Random trauma like car crashes only happen to a small percentage of people every year, and so it's the kind of thing that insurance is good for.

It's a small percentage of total healthcare contact by number of events, but it's a huge percentage of total healthcare spending. Fundamentally seeing your doctor is at most, getting a lawyer consult expensive. The hourly rate could be high but it's reasonably throttled. Being hospitalized is buying a house expensive. It takes a lot of lawyer visits to add up to a house.

This is a choice we are making. We could just as easily dismiss such cases as frivolous and instead have people sue ambulances for taking them to an undesired hospital.

Tort reform would dramatically decrease the cost of care without upending all these other apple carts.

Another way is to just have a single price for the surgery that averages out complications. No, that is not general insurance.

This just isn't feasible with how badly things can go. If the "normal" price is 5k but the "Averaged" price is 35k we are absolutely screwing over people who have routine surgery. When stuff gets expensive it can get really, really, really expensive.

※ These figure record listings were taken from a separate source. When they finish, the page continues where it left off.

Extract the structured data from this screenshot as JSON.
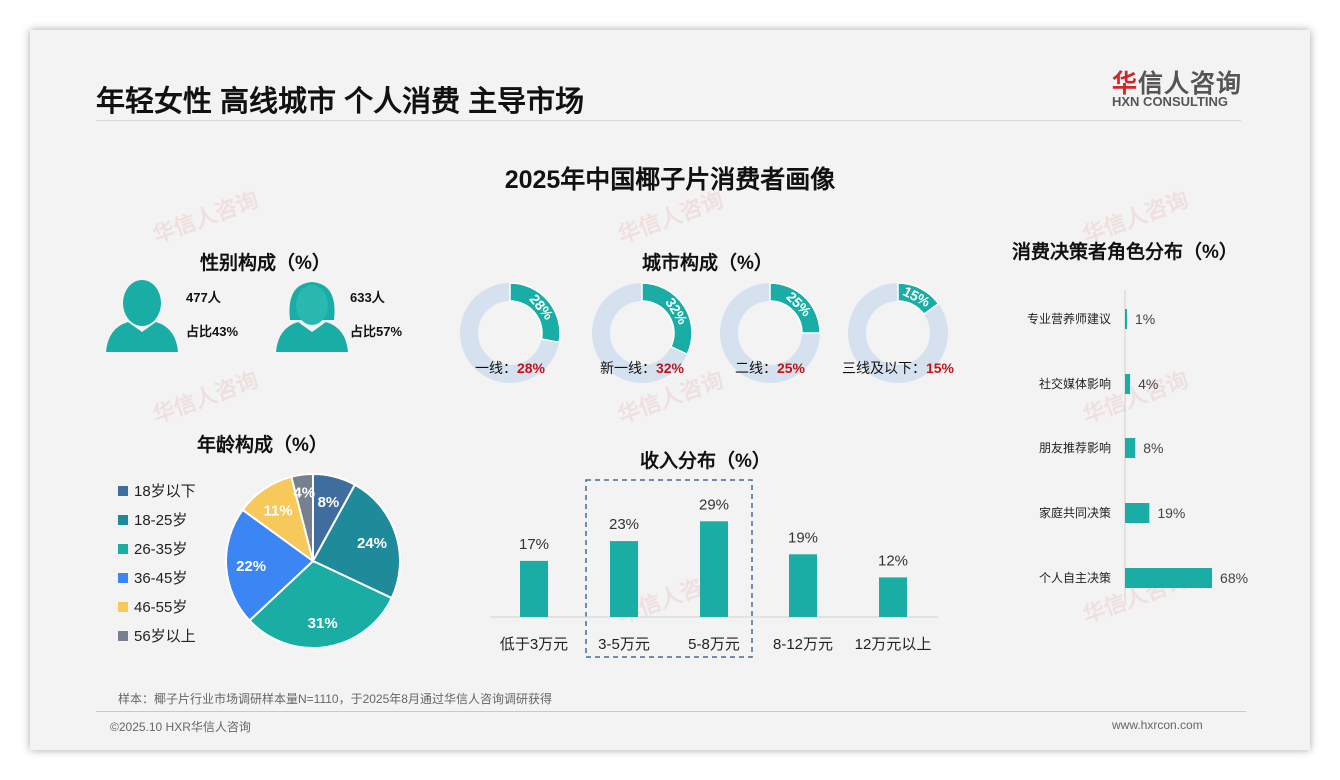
{
  "header": {
    "title": "年轻女性 高线城市 个人消费 主导市场",
    "logo_cn_red": "华",
    "logo_cn": "信人咨询",
    "logo_en": "HXN CONSULTING"
  },
  "main_title": "2025年中国椰子片消费者画像",
  "watermark": "华信人咨询",
  "gender": {
    "title": "性别构成（%）",
    "male": {
      "count": "477人",
      "share": "占比43%"
    },
    "female": {
      "count": "633人",
      "share": "占比57%"
    }
  },
  "city": {
    "title": "城市构成（%）",
    "items": [
      {
        "label": "一线：",
        "value": 28,
        "text": "28%"
      },
      {
        "label": "新一线：",
        "value": 32,
        "text": "32%"
      },
      {
        "label": "二线：",
        "value": 25,
        "text": "25%"
      },
      {
        "label": "三线及以下：",
        "value": 15,
        "text": "15%"
      }
    ]
  },
  "colors": {
    "teal": "#19ada5",
    "ring": "#d5e1ee",
    "red": "#c0141c"
  },
  "chart_data": [
    {
      "type": "pie",
      "title": "年龄构成（%）",
      "categories": [
        "18岁以下",
        "18-25岁",
        "26-35岁",
        "36-45岁",
        "46-55岁",
        "56岁以上"
      ],
      "values": [
        8,
        24,
        31,
        22,
        11,
        4
      ],
      "colors": [
        "#3f6d9e",
        "#1f8a9a",
        "#1aada3",
        "#3b86f2",
        "#f7c85a",
        "#76808e"
      ],
      "legend": "left"
    },
    {
      "type": "bar",
      "title": "收入分布（%）",
      "categories": [
        "低于3万元",
        "3-5万元",
        "5-8万元",
        "8-12万元",
        "12万元以上"
      ],
      "values": [
        17,
        23,
        29,
        19,
        12
      ],
      "highlight": [
        "3-5万元",
        "5-8万元"
      ]
    },
    {
      "type": "bar",
      "orientation": "horizontal",
      "title": "消费决策者角色分布（%）",
      "categories": [
        "专业营养师建议",
        "社交媒体影响",
        "朋友推荐影响",
        "家庭共同决策",
        "个人自主决策"
      ],
      "values": [
        1,
        4,
        8,
        19,
        68
      ]
    }
  ],
  "footer": {
    "sample": "样本：椰子片行业市场调研样本量N=1110，于2025年8月通过华信人咨询调研获得",
    "copyright": "©2025.10 HXR华信人咨询",
    "website": "www.hxrcon.com"
  }
}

It's not quite clear to me that we should be spending millions of dollars to save a single person's life. Unless it's really simple/easy to do, in which case why does it cost millions of dollars?

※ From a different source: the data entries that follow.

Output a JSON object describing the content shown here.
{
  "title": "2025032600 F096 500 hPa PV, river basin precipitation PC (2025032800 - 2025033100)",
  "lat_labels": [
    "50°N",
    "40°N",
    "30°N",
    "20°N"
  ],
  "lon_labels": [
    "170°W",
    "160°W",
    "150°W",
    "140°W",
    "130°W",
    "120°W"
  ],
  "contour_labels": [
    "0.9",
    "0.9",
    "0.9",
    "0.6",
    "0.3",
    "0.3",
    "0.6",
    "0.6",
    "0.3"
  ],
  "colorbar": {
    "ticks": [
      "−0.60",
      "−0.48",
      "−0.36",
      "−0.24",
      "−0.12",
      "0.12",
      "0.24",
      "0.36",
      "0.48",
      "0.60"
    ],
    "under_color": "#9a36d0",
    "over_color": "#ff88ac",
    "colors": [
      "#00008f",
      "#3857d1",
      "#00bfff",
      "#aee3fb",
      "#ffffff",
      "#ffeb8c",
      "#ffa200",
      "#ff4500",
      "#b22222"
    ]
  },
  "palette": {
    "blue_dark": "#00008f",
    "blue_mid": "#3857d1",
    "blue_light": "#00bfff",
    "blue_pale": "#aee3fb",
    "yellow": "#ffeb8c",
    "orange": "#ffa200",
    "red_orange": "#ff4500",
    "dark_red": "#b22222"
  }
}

Simple and easy is flexible. A lot of problems are managed by forcibly keeping someone alive while their body heals itself. This is what most hospital COVID treatment was. We can provide a short term external heart and lungs and the person's body will fix itself without our intervention then we can turn it off. We can put someone on a ventilator. A vent is "simple" - but it's not cheap.

Also, do not discount how much money each person would have in their HSA,

HSA type situations require real teeth, otherwise people will bet they won't get seriously sick and most of them will be right, but the ones who aren't will fuck the system. One bad episode of sepsis wipes away hundreds of thousands of dollars but is totally survivable.

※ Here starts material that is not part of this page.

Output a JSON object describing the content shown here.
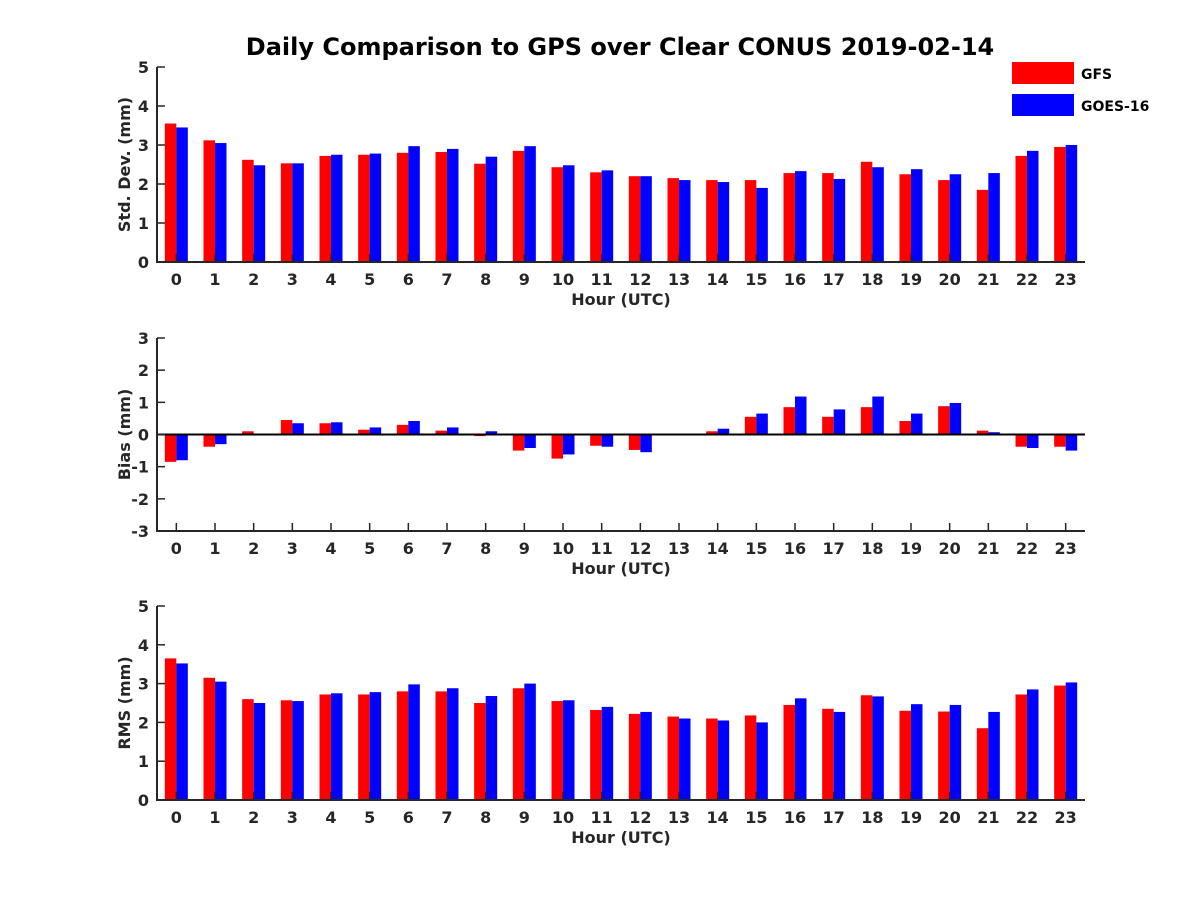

In the U.S. we spend a lot of time and money keeping people alive we really shouldn't, but we also spent a lot of time and money keeping people alive and it works great but is reasonably expensive. A good amount of these are otherwise young and healthy and economically productive (to say nothing of the ethics). In resource strapped countries these people just die.

You also have things like heroic efforts to keep children alive, many of whom have healthy lives if they make it through whatever acute thing is happening. Might cost a few million to keep the kid alive but their parents will think its worth it and society may actually also.

Why isn't a vent cheap? Do they involve rare minerals?

To be on high flow requires an ICU and constant observation, I guess most of the cost is in personnel?

You can vent someone by hand with a bag, especially if they are sick enough to not require sedation. Horrifyingly we were doing this at times during the pandemic, and we do this all the time acutely to manage emergencies, start anesthesia and so on.

The machines automates the process and doesn't have the attention issues of a really person (or like physical exhaustion).

So yeah a huge chunk of it is personnel - the doctor (who needs to be caring for a smaller number of patients because ICU level care requires much more attention and closer eye), the nurses who need to have very tight patient to nurse ratios. Both of these need to be round the clock including weekends and holidays.

But more personnel are involved than you think - cleaning staff, people to bring up the medication and fluids, dietitians and respiratory therapists to focus in on those sides of things because they are cheaper, than having the doctor do it, unit clerks to manage angry family and paperwork, tons of mostly invisible people.

Everything in an ICU needs to be "safer"/cleaner/whatever because the patients will die at the drop of a hat.

Fundamentally its not like this could be done at 85% instead of 95%-100% for much much much cheaper, but nobody wants to get fined or sued so we spend twice as much money to go from 85-95.